Herr Dr. Spies, Sie haben 2016 mit dem von Ihnen gemanagten ARBOR INVEST Spezialrenten-Fonds 8,3 Prozent Performance geschafft. Der Fonds zählte in seiner Peer-Group zu den Besten seiner Klasse. Was war das Erfolgsrezept?
Dr. Tobias Spies: Obwohl das Jahr 2016 für viele Bereiche im Rentenmarkt positiv endete, war es nicht einfach. In den ersten beiden Monaten gaben die Kurse von riskanteren Anleihen deutlich nach, während die Notierungen von Staatsanleihen kräftig zulegten. Die Ankündigung Anfang März der EZB, zukünftig auch Unternehmensanleihen zu kaufen, führte bei Corporate Bonds jeglicher Bonität zu einer Kursrally, die bis Mitte des Jahres anhielt. Im zweiten Halbjahr drehte sich das Bild. Steigende Inflations- und positive Konjunkturerwartungen ließen die Renditen am langen Ende anziehen, was zu erheblichen Kursverlusten bei entsprechenden Anleihen führte. Hinzu kamen wichtige politische Ereignisse wie der Brexit, die Wahl von Donald Trump zum US-Präsidenten oder das Referendum in Italien. Auf die Kurse der "Spezialrenten", worauf wir uns konzentrieren, strahlte dieses Umfeld zunächst allerdings kaum ab. Erst in der zweiten Jahreshälfte zogen hier die Kurse nach. Insofern entwickelte sich der Fonds im ersten Halbjahr eher durchschnittlich, die gute Rendite kam überwiegend in der zweiten Jahreshälfte zustande.

Sie sind spezialisiert auf Nachranganleihen und andere Spezialitäten im Bond-Bereich. Welche Strategie steckt dahinter?
Wenn Huber, Reuss & Kollegen in eine Anleihe investiert, muss bei dieser eine Fehl- bzw. Unterbewertung vorlegen. Wir betreiben somit konsequentes Bond-Picking. Wir wollen uns damit weitestgehend unabhängig machen von möglichen Zinsentwicklungen, von den Entscheidungen der Notenbanken oder Veränderungen bei Bonitätseinstufungen. Wir investieren also nicht, weil wir hoffen, dass auf breiter Front die Rentenkurse steigen, wenn die Renditen fallen oder die Risikospreads sich einengen. Stattdessen konzentrieren wir uns darauf, Anleihen zu finden, bei welchen wir unabhängig von der Großwetterlage mittel- bis langfristig eine jährliche Rendite von mindestens fünf Prozent erwarten.

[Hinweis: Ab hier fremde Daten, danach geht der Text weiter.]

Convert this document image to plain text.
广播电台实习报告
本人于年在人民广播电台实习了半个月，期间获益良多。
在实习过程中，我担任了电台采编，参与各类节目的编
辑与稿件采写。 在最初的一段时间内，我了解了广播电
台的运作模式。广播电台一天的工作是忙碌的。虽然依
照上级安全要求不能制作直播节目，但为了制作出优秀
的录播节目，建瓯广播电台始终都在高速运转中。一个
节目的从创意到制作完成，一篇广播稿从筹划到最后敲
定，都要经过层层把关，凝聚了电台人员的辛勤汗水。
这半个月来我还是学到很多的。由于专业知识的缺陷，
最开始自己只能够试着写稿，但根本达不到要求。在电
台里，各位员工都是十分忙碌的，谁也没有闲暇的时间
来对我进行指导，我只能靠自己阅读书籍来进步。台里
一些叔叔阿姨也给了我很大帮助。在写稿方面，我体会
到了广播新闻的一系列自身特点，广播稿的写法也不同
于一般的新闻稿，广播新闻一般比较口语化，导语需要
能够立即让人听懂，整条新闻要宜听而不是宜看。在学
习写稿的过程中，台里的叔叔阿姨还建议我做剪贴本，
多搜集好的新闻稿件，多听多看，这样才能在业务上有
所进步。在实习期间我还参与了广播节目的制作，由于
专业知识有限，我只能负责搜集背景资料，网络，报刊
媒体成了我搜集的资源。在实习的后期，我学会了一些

Damit sind Sie nicht allein. Auch andere Rentenmanager konzentrieren sich auf der Suche nach Rendite immer mehr auf Spezialthemen, seien es Hochzinsanleihen, Schwellenländer-Bonds oder eben Nachranganleihen. Was hebt Sie von der Masse ab?
Huber, Reuss & Kollegen hat in der Vergangenheit eine unheimlich starke Expertise im Bereich der Nachranganleihen aufgebaut. Ich persönlich beschäftige mich nun schon seit mehr als 15 Jahren mit diesem Marktsegment. Innerhalb der Branche hat sich unser Haus daher einen entsprechenden Ruf erarbeitet und ich glaube nicht, dass es viele unabhängige Vermögensverwalter gibt, die sich auf diesem Gebiet so gut auskennen. Unser Erfolg beruht darauf, dass wir zum einen die Bonität des Emittenten sehr genau bewerten und zum anderen - was noch viel wichtiger ist - die Bedingungen der Anleihen detailliert analysieren. Ein weiterer wichtiger Erfolgsbaustein ist, dass wir die Regulatorik vonseiten der Ratingagenturen bzw. der Aufsichtsbehörden genau kennen. Nur mit dieser Kombination - also Analyse der einzelnen Anleihen und der Regulatorik - lässt sich erkennen, welche Bonds attraktiv sind und wie sich veränderte Rahmenbedingungen auf einzelne Titel auswirken. So kann Huber, Reuss & Kollegen entsprechende Chancen, sofern sie sich bieten, konsequent nutzen. Hilfreich ist in diesem Zusammenhang auch unser großes Netzwerk. Dieses hilft uns, dass wir die entsprechenden Bonds zu attraktiven Kursen auch handeln können.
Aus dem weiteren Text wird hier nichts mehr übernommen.